又是黑暗的一天。
小鎮上的大夫來了又去,去了又來,都給請遍了,依舊沒人說曲流的眼睛可以治好的話。一個兩個,三個四個,呂善依舊不想放棄,他也不能放棄。
“徐安,我要帶曲流去看大夫,治眼睛,可能一兩月,可能一輩子,你還要跟著我嗎?”又送走一個大夫,呂善在回竹院的路上問徐安,他有些想讓徐安去尋找自己的生活了,又有些想讓他留下。
徐安低頭想了一會兒,開口回答:“公子去哪兒我去哪兒,公子要帶曲姑娘去尋醫,我便跟著公子去尋醫。”
“好兄弟!”呂善心裏很是安慰,他突然也不想徐安走了,說不清到底是私心還是不舍。好的是,自己提前問過了,也沒有強留。
回到小屋,曲流正坐在床前,暗咬著牙,雙手緊抓著床沿,臉上淚痕不斷,一道未幹,一道又添。一聽到細細碎碎的腳步聲,立馬抬起衣袖揩開眼淚,強掩著自己的情緒。

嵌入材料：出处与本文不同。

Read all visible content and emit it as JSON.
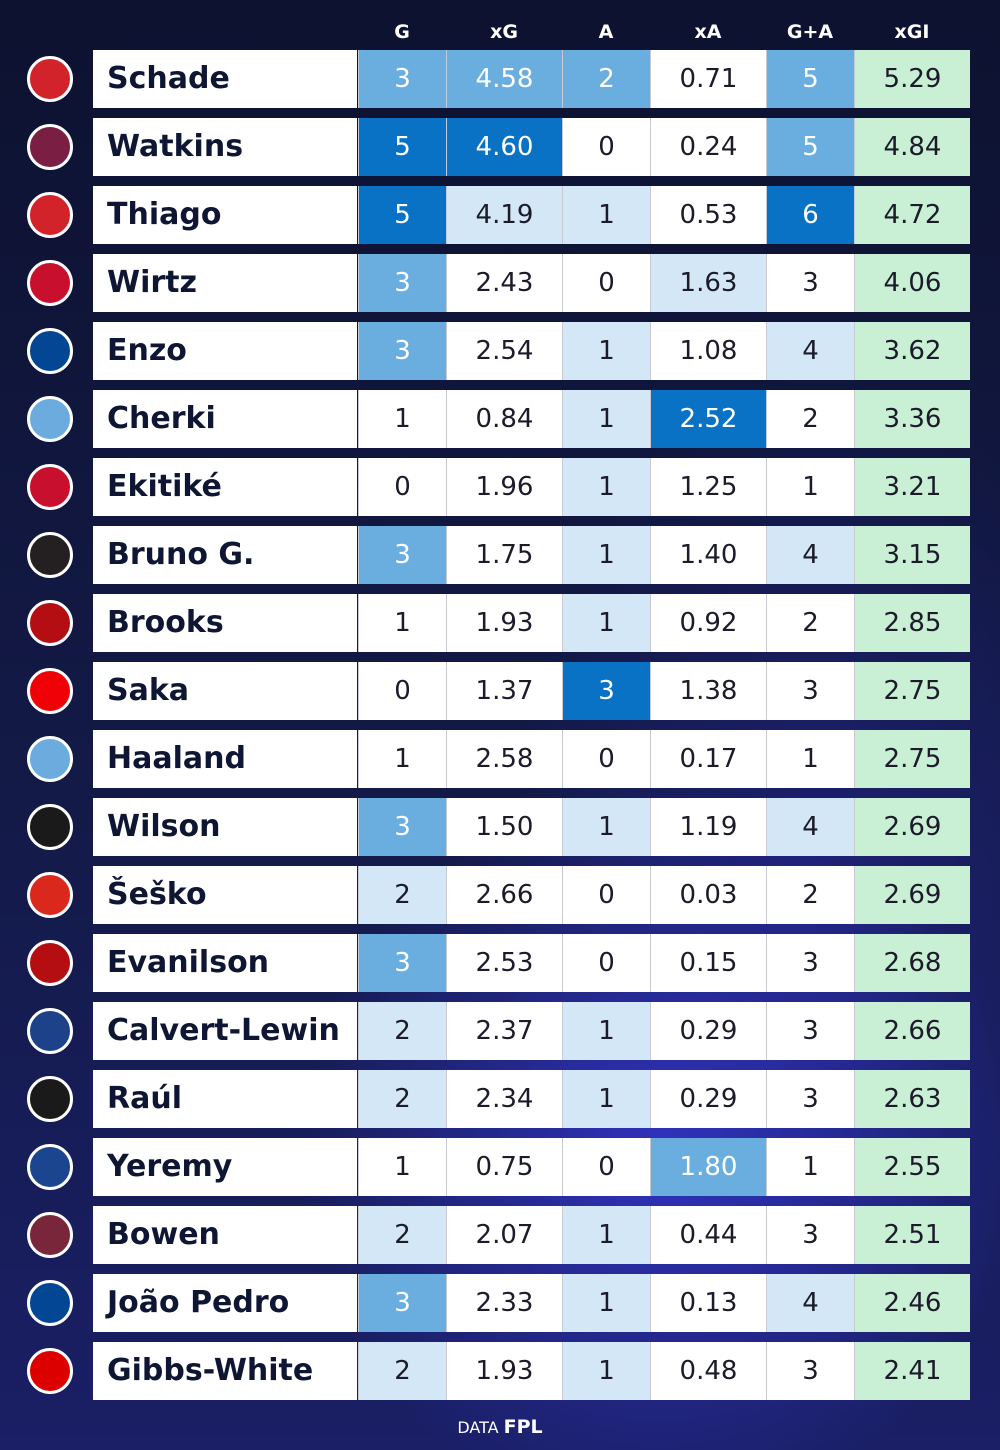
{
  "chart_data": {
    "type": "table",
    "columns": [
      "G",
      "xG",
      "A",
      "xA",
      "G+A",
      "xGI"
    ],
    "rows": [
      {
        "player": "Schade",
        "club_badge": "brentford-badge",
        "badge_color": "#d2232a",
        "values": [
          "3",
          "4.58",
          "2",
          "0.71",
          "5",
          "5.29"
        ],
        "shade": [
          2,
          2,
          2,
          0,
          2,
          9
        ]
      },
      {
        "player": "Watkins",
        "club_badge": "aston-villa-badge",
        "badge_color": "#7a1e44",
        "values": [
          "5",
          "4.60",
          "0",
          "0.24",
          "5",
          "4.84"
        ],
        "shade": [
          3,
          3,
          0,
          0,
          2,
          9
        ]
      },
      {
        "player": "Thiago",
        "club_badge": "brentford-badge",
        "badge_color": "#d2232a",
        "values": [
          "5",
          "4.19",
          "1",
          "0.53",
          "6",
          "4.72"
        ],
        "shade": [
          3,
          1,
          1,
          0,
          3,
          9
        ]
      },
      {
        "player": "Wirtz",
        "club_badge": "liverpool-badge",
        "badge_color": "#c8102e",
        "values": [
          "3",
          "2.43",
          "0",
          "1.63",
          "3",
          "4.06"
        ],
        "shade": [
          2,
          0,
          0,
          1,
          0,
          9
        ]
      },
      {
        "player": "Enzo",
        "club_badge": "chelsea-badge",
        "badge_color": "#034694",
        "values": [
          "3",
          "2.54",
          "1",
          "1.08",
          "4",
          "3.62"
        ],
        "shade": [
          2,
          0,
          1,
          0,
          1,
          9
        ]
      },
      {
        "player": "Cherki",
        "club_badge": "man-city-badge",
        "badge_color": "#6cabdd",
        "values": [
          "1",
          "0.84",
          "1",
          "2.52",
          "2",
          "3.36"
        ],
        "shade": [
          0,
          0,
          1,
          3,
          0,
          9
        ]
      },
      {
        "player": "Ekitiké",
        "club_badge": "liverpool-badge",
        "badge_color": "#c8102e",
        "values": [
          "0",
          "1.96",
          "1",
          "1.25",
          "1",
          "3.21"
        ],
        "shade": [
          0,
          0,
          1,
          0,
          0,
          9
        ]
      },
      {
        "player": "Bruno G.",
        "club_badge": "newcastle-badge",
        "badge_color": "#241f20",
        "values": [
          "3",
          "1.75",
          "1",
          "1.40",
          "4",
          "3.15"
        ],
        "shade": [
          2,
          0,
          1,
          0,
          1,
          9
        ]
      },
      {
        "player": "Brooks",
        "club_badge": "bournemouth-badge",
        "badge_color": "#b50e12",
        "values": [
          "1",
          "1.93",
          "1",
          "0.92",
          "2",
          "2.85"
        ],
        "shade": [
          0,
          0,
          1,
          0,
          0,
          9
        ]
      },
      {
        "player": "Saka",
        "club_badge": "arsenal-badge",
        "badge_color": "#ef0107",
        "values": [
          "0",
          "1.37",
          "3",
          "1.38",
          "3",
          "2.75"
        ],
        "shade": [
          0,
          0,
          3,
          0,
          0,
          9
        ]
      },
      {
        "player": "Haaland",
        "club_badge": "man-city-badge",
        "badge_color": "#6cabdd",
        "values": [
          "1",
          "2.58",
          "0",
          "0.17",
          "1",
          "2.75"
        ],
        "shade": [
          0,
          0,
          0,
          0,
          0,
          9
        ]
      },
      {
        "player": "Wilson",
        "club_badge": "fulham-badge",
        "badge_color": "#1a1a1a",
        "values": [
          "3",
          "1.50",
          "1",
          "1.19",
          "4",
          "2.69"
        ],
        "shade": [
          2,
          0,
          1,
          0,
          1,
          9
        ]
      },
      {
        "player": "Šeško",
        "club_badge": "man-united-badge",
        "badge_color": "#da291c",
        "values": [
          "2",
          "2.66",
          "0",
          "0.03",
          "2",
          "2.69"
        ],
        "shade": [
          1,
          0,
          0,
          0,
          0,
          9
        ]
      },
      {
        "player": "Evanilson",
        "club_badge": "bournemouth-badge",
        "badge_color": "#b50e12",
        "values": [
          "3",
          "2.53",
          "0",
          "0.15",
          "3",
          "2.68"
        ],
        "shade": [
          2,
          0,
          0,
          0,
          0,
          9
        ]
      },
      {
        "player": "Calvert-Lewin",
        "club_badge": "leeds-badge",
        "badge_color": "#1d428a",
        "values": [
          "2",
          "2.37",
          "1",
          "0.29",
          "3",
          "2.66"
        ],
        "shade": [
          1,
          0,
          1,
          0,
          0,
          9
        ]
      },
      {
        "player": "Raúl",
        "club_badge": "fulham-badge",
        "badge_color": "#1a1a1a",
        "values": [
          "2",
          "2.34",
          "1",
          "0.29",
          "3",
          "2.63"
        ],
        "shade": [
          1,
          0,
          1,
          0,
          0,
          9
        ]
      },
      {
        "player": "Yeremy",
        "club_badge": "crystal-palace-badge",
        "badge_color": "#1b458f",
        "values": [
          "1",
          "0.75",
          "0",
          "1.80",
          "1",
          "2.55"
        ],
        "shade": [
          0,
          0,
          0,
          2,
          0,
          9
        ]
      },
      {
        "player": "Bowen",
        "club_badge": "west-ham-badge",
        "badge_color": "#7a263a",
        "values": [
          "2",
          "2.07",
          "1",
          "0.44",
          "3",
          "2.51"
        ],
        "shade": [
          1,
          0,
          1,
          0,
          0,
          9
        ]
      },
      {
        "player": "João Pedro",
        "club_badge": "chelsea-badge",
        "badge_color": "#034694",
        "values": [
          "3",
          "2.33",
          "1",
          "0.13",
          "4",
          "2.46"
        ],
        "shade": [
          2,
          0,
          1,
          0,
          1,
          9
        ]
      },
      {
        "player": "Gibbs-White",
        "club_badge": "nottingham-forest-badge",
        "badge_color": "#dd0000",
        "values": [
          "2",
          "1.93",
          "1",
          "0.48",
          "3",
          "2.41"
        ],
        "shade": [
          1,
          0,
          1,
          0,
          0,
          9
        ]
      }
    ],
    "shade_colors": {
      "0": "#ffffff",
      "1": "#d4e7f6",
      "2": "#6aaee0",
      "3": "#0a72c4",
      "9": "#c9efd4"
    },
    "shade_text_colors": {
      "0": "#1b1b2a",
      "1": "#1b1b2a",
      "2": "#ffffff",
      "3": "#ffffff",
      "9": "#1b1b2a"
    }
  },
  "footer": {
    "prefix": "DATA",
    "source": "FPL"
  }
}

“你回來了。”曲流努力扯開一個笑容,想讓自己看起來很好。
“嗯。”呂善輕輕點頭。
呂善看著曲流臉上的笑,心裏特別不是滋味,咽下一口唾液,喉頭的重量才算勉強減輕。兩人都紅著眼,又都憋著。呂善心想,他倆何曾有過這般默契?想著想著又徒增感傷。
“你餓不餓?我去給你找點吃的。”呂善開口。
曲流立馬搖頭:“不,我不餓,不用找了。”
呂善無奈苦笑,她哪是不餓,從早上到現在都四五個時辰了,自己都餓了,她哪會不餓?不過是覺得自己現在行動不便,不想給人添麻煩罷了。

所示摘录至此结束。